Shoulder to shoulder they pedaled down the Pikes Peak Greenway Trail: Allen Beauchamp, the motivated and relentless bicycling advocate, and John Suthers, the newly elected mayor of Colorado Springs.
Behind them, a posse of 100 riders followed along on the Mayor's Ride, laughing and absorbing the natural ambience that June morning's offer. Across town, more than 1,000 cyclists had registered for last week's Bike to Work Day events. Many more participated by dusting off their old metal steeds and making a quick spin to work, if only for one day.
One month on the job, and Suthers had already gone where his predecessor refused to go. In four years, former Mayor Steve Bach never made the morning ride with the locals, as his predecessor Lionel Rivera did. But something changed when Suthers straddled a fat bike (made locally by Borealis Fat Bikes) and began the short journey from Goose Gossage Park to downtown Colorado Springs. There was a new buzz for cycling in the music of chattering derailleurs and the crunching sounds of rolling rubber on gravel.
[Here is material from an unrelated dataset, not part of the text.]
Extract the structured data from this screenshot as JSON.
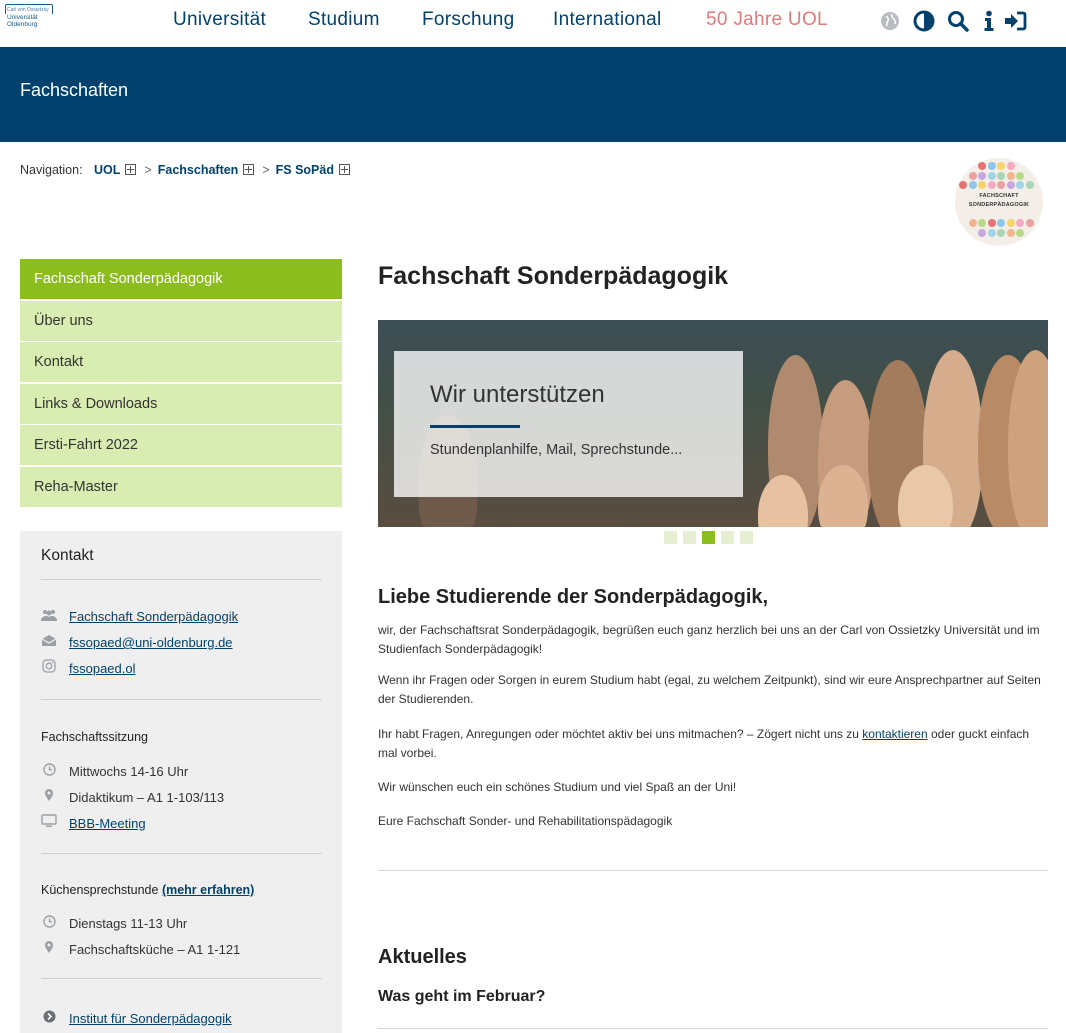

"We have the mayor back, and what a difference in the energy we have today," said Al Brody, who founded the Mayor's Ride. "We had every TV news station here. That hasn't happened in four years, and now they're back. There are lots of people, and the energy is back, and it just took the leader of the city to just say it's OK."
Jill Gaebler, one of several City Council members on the Mayor's Ride, noticed the difference.
"He (Suthers) raises the level of attention that this event receives," she said. "It tells this entire community and the state of Colorado that Colorado Springs cares about cycling and is trying to improve its multi-modal transportation options."
One after another, politicians and cycling advocates stepped onto the stage of the old band shell in Acacia Park and said the right things.
The 2015 Bike to Work Day may have become the launching pad for new growth in cycling.
It felt good. But feeling good doesn't feed the dog.
The Bicycle Economic Impact Study driven by the Trails and Open Space Coalition concluded that bicycling has a $28 million impact on the Pikes Peak region and that every dollar spent on cycling infrastructure provides a return of $1.80 to $2.70. Meanwhile, Suthers reported that the League of American Bicyclists has assigned a "silver" ranking to Colorado Springs for its bicycle friendliness.
"Silver" in a city that embraces healthful living, where neighbors, co-workers and families run, hike and ride every day. Silver isn't good enough. Financial solutions, action and dedication to the cause are needed most. Suthers, Gaebler and the rest of City Council have to lead.
Where to start?
How about this? We have to strike while the potholes dotting our city streets are fresh. Suthers wants a sales tax to fix the streets — and he is receiving little pushback from anti-tax Colorado Springs voters, at least for now. When the asphalt is poured to repair our roads, new bike lanes also can be installed.
"If we can get some money to improve our roads, then we have to make sure those road improvements are done in a way that facilitates cycling," Suthers said.
Make no mistake, roads come first, but cycling improvements in the immediate future will focus on connectivity, said Kathleen Krager, city transportation manager.
She indicated that there is $1.2 million (not nearly enough, but it's a start) available for bike lanes and "missing sidewalks." Several crucial trails projects in the works will be funded through the Pikes Peak Rural Transportation Authority.
"We have a polka-dot system of bike lanes across the city, and now we're trying to spend money to actually connect them so that we can get from one end of the city to the other," Krager says.
It's easy to talk a good game, and much more difficult to deliver. But Bike to Work Day offered some hope.
Suthers and City Council are on board.
As Brody said, the energy is back, and the time to make improvements — the time to go for the gold — is now.